OÍDO Y SONIDO

La vida es un derroche que al hombre, amigo de poseer, le resulta difícil gestionar. La rabia de verla pasar y no poder tomarla, unida a la íntima frustración que produce saber que solo podemos percibirla a través de cuatro sentidos, nos lleva a sentirnos incómodos en ella, a incomodarnos con ella, a buscar trucarla para hacerla así de nuestra inexacta medida.
Debería dolernos solo lo empíricamente demostrado. Pero juegan en nosotros precisos elementos de sensibilidad que nos llevan a intuir lo mucho que perdemos.
Qué decir sino necesitamos esa sublimación para tener tal certeza, como le ocurre a quienes pierden o nacen sin alguno de ellos. A esas personas me voy a referir de la mano de la sonrisa de un niño sordo al que el implante de un ingenio electrónico le permitió oír por vez primera.
El suceso lo conmovió en lo más profundo, pudo asustarse o llorar pero se mostró al unísono tremendamente asombrado y feliz, tanto que señalando hacia la fuente afloró a sus labios la luminosa sonrisa del alma.

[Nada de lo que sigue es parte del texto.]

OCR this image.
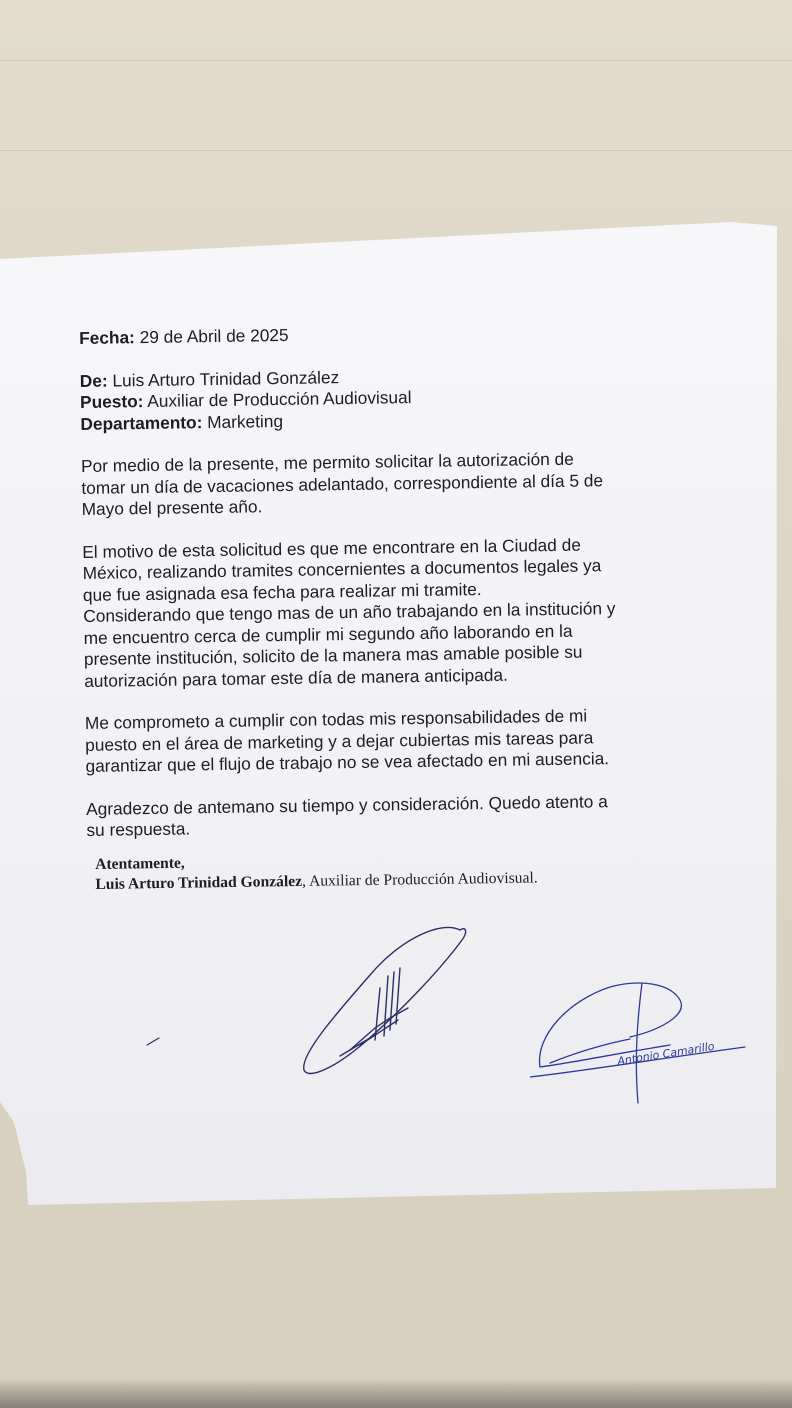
Fecha: 29 de Abril de 2025

De: Luis Arturo Trinidad González

Puesto: Auxiliar de Producción Audiovisual

Departamento: Marketing

Por medio de la presente, me permito solicitar la autorización de

tomar un día de vacaciones adelantado, correspondiente al día 5 de

Mayo del presente año.

El motivo de esta solicitud es que me encontrare en la Ciudad de

México, realizando tramites concernientes a documentos legales ya

que fue asignada esa fecha para realizar mi tramite.

Considerando que tengo mas de un año trabajando en la institución y

me encuentro cerca de cumplir mi segundo año laborando en la

presente institución, solicito de la manera mas amable posible su

autorización para tomar este día de manera anticipada.

Me comprometo a cumplir con todas mis responsabilidades de mi

puesto en el área de marketing y a dejar cubiertas mis tareas para

garantizar que el flujo de trabajo no se vea afectado en mi ausencia.

Agradezco de antemano su tiempo y consideración. Quedo atento a

su respuesta.

Atentamente,
Luis Arturo Trinidad González, Auxiliar de Producción Audiovisual.
Antonio Camarillo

Cabría pensar que fue la eufonía o cacofonía del sonido lo que lo llevó ese estado rayano a la enajenación poética, ¡pero no!, fue el saberse capaz de oír y a través de esa facultad adquirir certeza de haber ganado espacio en el vital afán de poder interpretar la vida para así vivirla arreglo a su grandeza. Su inocencia nos hace pensar que nacemos conscientes de tal carencia para ir luego perdiendo el sonar y el oído en favor del ruido.